Aguacero


Había un golpeteo rítmico en la arcilla.
Por más que pretendía horadar el barro, éste ofreció su ancestral y eterna resistencia. El agua, pues, rebotó al saber perdida esa batalla y se dispuso a buscar otro ser para erosionar.
El rito de la tierra se integró con el del cielo. En esa ocasión, las nubes no gritaron; cedieron el ámbito sonoro a su creación predilecta: el agua.
Sabia fue la elección que permitía gozos auditivos y visuales extremos.
La vegetación generó un discurso verde y húmedo en una redundancia aparente: fundió el azul celeste con el cromo dorado de la tierra y entonces, se obtuvo la marcada tonalidad de la frescura; por lo que respecta a la presencia líquida, fue el rocío el que "habló" quedito, encima de esta hoja... y de aquélla.
El idioma bucólico había generado esa rara armonía que se escucha como clavecín hueco en una bóveda o cámara de paredes pétreas.

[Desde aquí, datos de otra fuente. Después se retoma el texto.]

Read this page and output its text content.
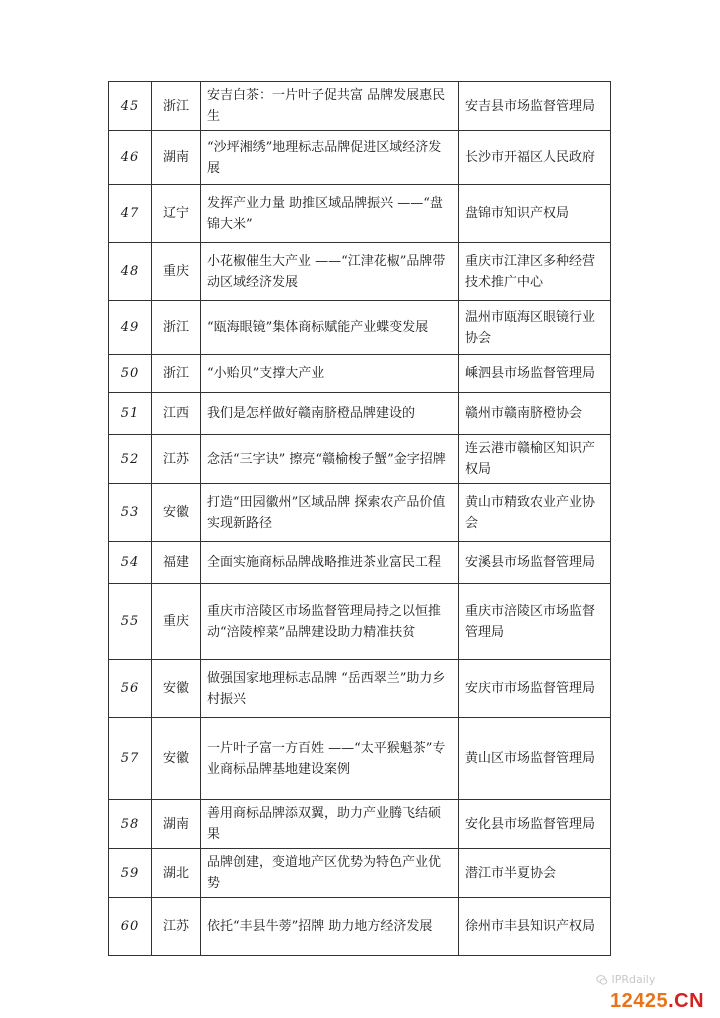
45	浙江	安吉白茶：一片叶子促共富 品牌发展惠民生	安吉县市场监督管理局
46	湖南	“沙坪湘绣”地理标志品牌促进区域经济发展	长沙市开福区人民政府
47	辽宁	发挥产业力量 助推区域品牌振兴 ——“盘锦大米”	盘锦市知识产权局
48	重庆	小花椒催生大产业 ——“江津花椒”品牌带动区域经济发展	重庆市江津区多种经营技术推广中心
49	浙江	“瓯海眼镜”集体商标赋能产业蝶变发展	温州市瓯海区眼镜行业协会
50	浙江	“小贻贝”支撑大产业	嵊泗县市场监督管理局
51	江西	我们是怎样做好赣南脐橙品牌建设的	赣州市赣南脐橙协会
52	江苏	念活“三字诀” 擦亮“赣榆梭子蟹”金字招牌	连云港市赣榆区知识产权局
53	安徽	打造“田园徽州”区域品牌 探索农产品价值实现新路径	黄山市精致农业产业协会
54	福建	全面实施商标品牌战略推进茶业富民工程	安溪县市场监督管理局
55	重庆	重庆市涪陵区市场监督管理局持之以恒推动“涪陵榨菜”品牌建设助力精准扶贫	重庆市涪陵区市场监督管理局
56	安徽	做强国家地理标志品牌 “岳西翠兰”助力乡村振兴	安庆市市场监督管理局
57	安徽	一片叶子富一方百姓 ——“太平猴魁茶”专业商标品牌基地建设案例	黄山区市场监督管理局
58	湖南	善用商标品牌添双翼，助力产业腾飞结硕果	安化县市场监督管理局
59	湖北	品牌创建，变道地产区优势为特色产业优势	潜江市半夏协会
60	江苏	依托“丰县牛蒡”招牌 助力地方经济发展	徐州市丰县知识产权局
IPRdaily
12425.CN
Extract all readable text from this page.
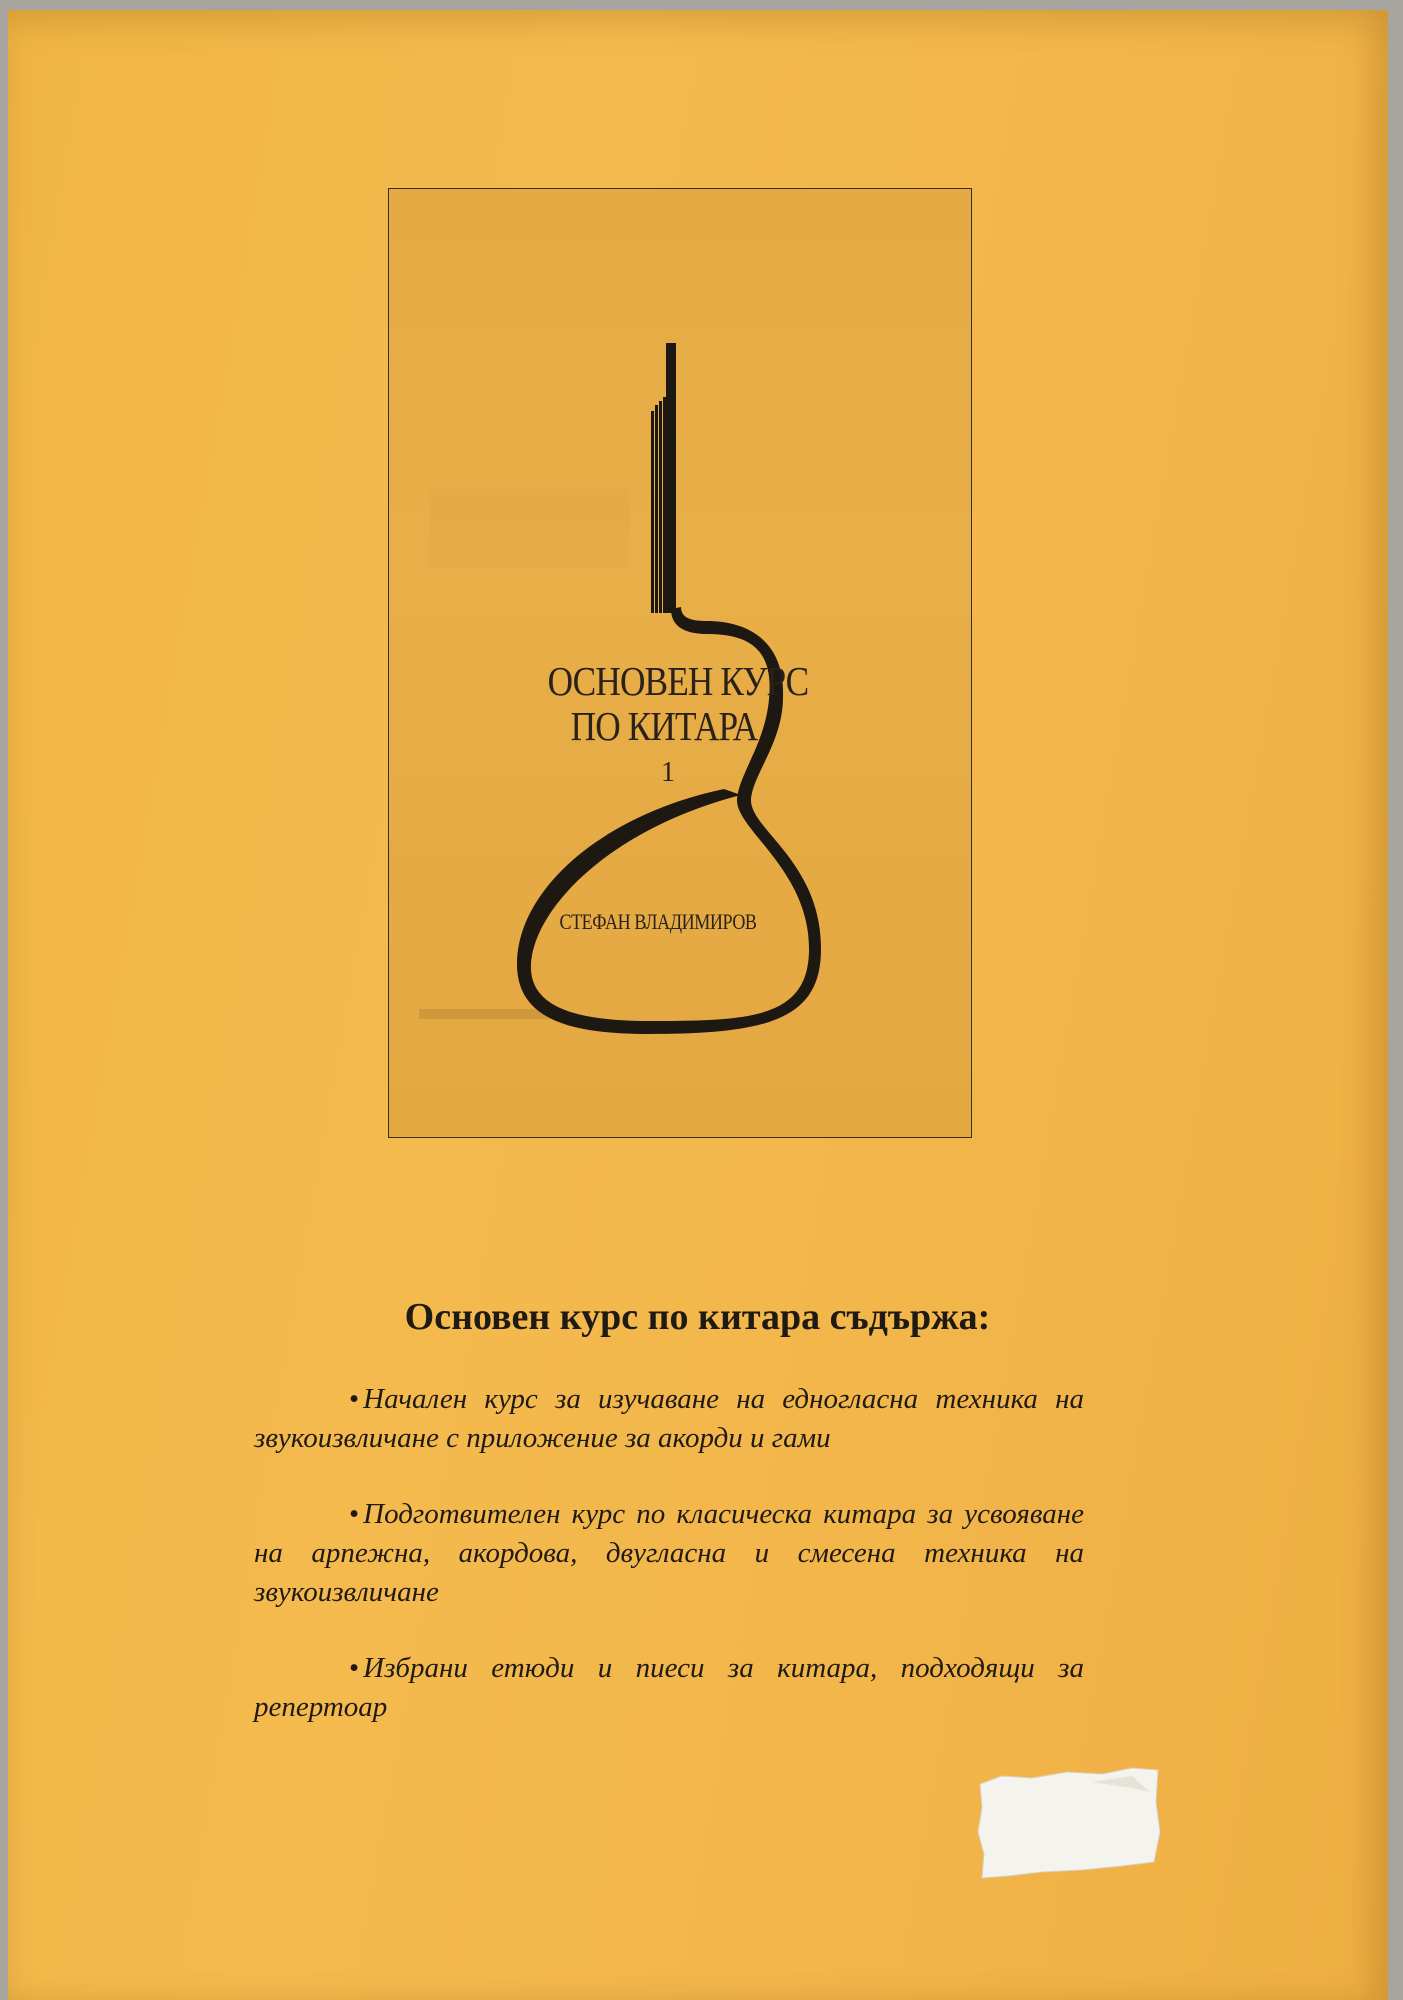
ОСНОВЕН КУРС

ПО КИТАРА

1

СТЕФАН ВЛАДИМИРОВ

Основен курс по китара съдържа:
• Начален курс за изучаване на едногласна техника на звукоизвличане с приложение за акорди и гами
• Подготвителен курс по класическа китара за усвояване на арпежна, акордова, двугласна и смесена техника на звукоизвличане
• Избрани етюди и пиеси за китара, подходящи за репертоар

Gotas y chorros incansables formaron charcos-espejos temblorosos, en los que el baile genuino de los reflejos brindaba reiteradas formas, las que hacían su aparición en lapsos bien definidos y con variantes prácticamente imperceptibles.

Hubo momentos en los que el viento intervenía de manera lúdica: la "cortina" acuífera hacía las veces de enorme arpa clásica y la masa móvil de aire parecía responder a la virtual intervención manual, permitiendo el vibrado uniforme de las cuerdas de agua, a manera de cascada u ola sonora–visual.
Experiencia hermosa que ofrece la naturaleza cada cierto tiempo en los parajes más insospechados del entorno.
Vida propia de clima y flora que muestran al género animal su magnificencia desde los orígenes mismos.

Cuando escampa, el inconfundible aroma de campo mojado conduce indefectiblemente a lugares, remotos o cercanos, pero siempre impregnados de belleza rozagante.
La bondad y la esperanza apremian entonces, como ahora.